3."Ben Bu Yağmur Suyunda Boğulurum." Dedi Kuş

182 17 56
                                    

Multimedya: Barış Yılmazay

#Sertaç Özgümüş-Reflections

🕳️

Tüm konuşmacılar üstlendikleri görevi bitirdiklerinde Barış çıktı yeniden ortaya. Yüzündeki güzel gülümsemesi ile son bir kez göz gezdirdi salonda.

"Değerli vaktinizden bize ayırdığınız için teşekkürler arkadaşlar. Bugün size elimden geldiğince yardım etmeye çalıştım. Dileyen olursa özel olarak yardım eder, ilgilenir ve çalıştığım yerde ağırlarım." Hafifçe eğilerek onu dinleyenleri selamladı. Herkes ayaklanınca cümlelerle doldurduğum ve köşesine kelebek çizdiğim not defterini ve kalem kutuyu çantama tıkıp ayaklandım. Arka kısma yönelirken elimi kaldırıp dikkatini çekmeye çalıştım. Başarılı da olmuştum.

"Buyurun?" Gülümsememi bozmadan yanına ulaşmak için kenarda bulunan üç merdiveni tökezlemeden çıkmaya çalışıp karşısına dikildim.

"Merhaba." Çatık kaşlarını düzeltti ve o da benim gibi gülümsedi.

"Merhaba." Derin bir nefes aldım.

"Ben Alvina bu arada. Sizinle tanışmak istemiştim de. Hedeflerime çok bağlı biriyim. Yani her zaman en iyisini yapmaya çalışıyorum. Sizden özel olarak bilgi almak ve iş yerinizi görüp örnek almak isterim." Benim bu cümlelerimden sonra elini pantolonunun ceplerinde gezdirdi fakat aradığını bulamamış olacak ki yüz buruşturdu.

"Hay aksi!
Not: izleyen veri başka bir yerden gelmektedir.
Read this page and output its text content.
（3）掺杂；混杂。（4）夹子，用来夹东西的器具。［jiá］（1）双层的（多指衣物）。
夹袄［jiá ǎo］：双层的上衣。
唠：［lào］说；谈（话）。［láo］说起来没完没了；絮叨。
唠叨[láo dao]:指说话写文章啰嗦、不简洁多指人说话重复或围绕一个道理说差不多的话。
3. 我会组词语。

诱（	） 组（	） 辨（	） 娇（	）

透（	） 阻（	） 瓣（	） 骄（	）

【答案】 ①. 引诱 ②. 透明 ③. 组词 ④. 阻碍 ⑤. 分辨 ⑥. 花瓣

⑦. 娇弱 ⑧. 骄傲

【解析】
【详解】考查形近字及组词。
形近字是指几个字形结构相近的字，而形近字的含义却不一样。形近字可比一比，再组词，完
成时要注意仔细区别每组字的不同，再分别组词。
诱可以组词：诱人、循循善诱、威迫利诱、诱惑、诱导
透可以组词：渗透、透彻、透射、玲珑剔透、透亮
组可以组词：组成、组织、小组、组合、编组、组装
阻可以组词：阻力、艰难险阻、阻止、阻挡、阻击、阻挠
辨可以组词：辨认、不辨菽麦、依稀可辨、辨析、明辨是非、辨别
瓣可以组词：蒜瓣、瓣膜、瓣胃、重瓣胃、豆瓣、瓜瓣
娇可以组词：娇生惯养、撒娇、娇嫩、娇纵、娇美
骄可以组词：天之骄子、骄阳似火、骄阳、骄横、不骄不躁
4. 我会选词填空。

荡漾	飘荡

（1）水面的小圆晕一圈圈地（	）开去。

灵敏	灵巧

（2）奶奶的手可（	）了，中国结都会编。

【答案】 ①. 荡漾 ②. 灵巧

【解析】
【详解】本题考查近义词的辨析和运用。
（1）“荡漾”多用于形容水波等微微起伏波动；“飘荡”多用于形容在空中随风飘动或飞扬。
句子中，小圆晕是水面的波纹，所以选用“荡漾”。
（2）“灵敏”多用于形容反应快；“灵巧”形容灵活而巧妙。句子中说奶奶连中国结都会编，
Kartvizitimi verecektim ama yanımda değil şu an. Ama adımı yazarsanız iş yerim ve konumu çıkabilir. Hilal Mimar şirketinin müdürüyüm. Unutmazsınız değil mi?" Başımı sağa sola salladım.

"Unutmam." Tatmin olmuş gibi başını salladı ve yanımdan geçip gitti. Başımı çevirip arkasından bakakaldım bir süre.

Sonunda kendime gelmek için silkelendim ve çevreme bakındım. Salonda kimse kalmamıştı. Apar topar çıkışa doğru koşup ortak alanda buldum kendimi. Yağmur yağıyordu. Boydan boya cam olan giriş kapısına yağmur damlalarının sertçe vurmasından dolayı şiddetli bir yağmur olduğunu anlamak zor değildi. Gökhan'ın attığı mesaj geldi aklıma. Onu aramayı açıkçası pek istemiyordum. Bu yağmurda benim için evden çıkmasına gönlüm el vermiyordu. Ama hamburger ısmarlayacağını söylemişti. Acıkmıştım. Üstelik evde de hiçbir şey yoktu. Omzumdan düştü düşecek olan çantamın içinden telefonumu çıkarıp Gökhan'ın isminin üzerine bastım ve ara tuşuna basıp kulağıma yönelttim telefonu. Aynı zamanda karman çorman saçlarıma elimle şekil verip arkadaşımın telefonu açmasını beklerken tırnaklarımda kalmış ojelerimi kemirmeye başladım.

"Bitti mi seminer?"

"Yağmur damlaları cama çarpıyor." Bir süre sessizlik olunca sonunda konuşmuştu.

"Konumunu at bana. Beş, bilemedin on dakikaya orada olurum." Telefonu kapatıp dediğini yaptım. Geldiğinde arar diye telefonu çantama atmaktan vazgeçip bir sağa bir sola yürümeye başladım. Ben kendi çapımda takılırken, seminerde konuşma yapan kadınlarla beraber çıkışa doğru yürüyen Barış'ı görmüştüm. Tek başına dikildiğimi fark edince duraksadı ve bana birkaç adım yaklaştı.

"Seni alacak biri yoksa en azından ıslanma diye otobüs durağına kadar bırakabilirim. Yakında durak yok çünkü." Elimi salladım 'hayır' anlamında.

"İnce düşünceniz için teşekkür ederim. Arkadaşım alacak, onu bekliyorum." Başını salladı.

"Görüşmek üzere o halde." Geriye doğru birkaç adım atınca mırıldandım.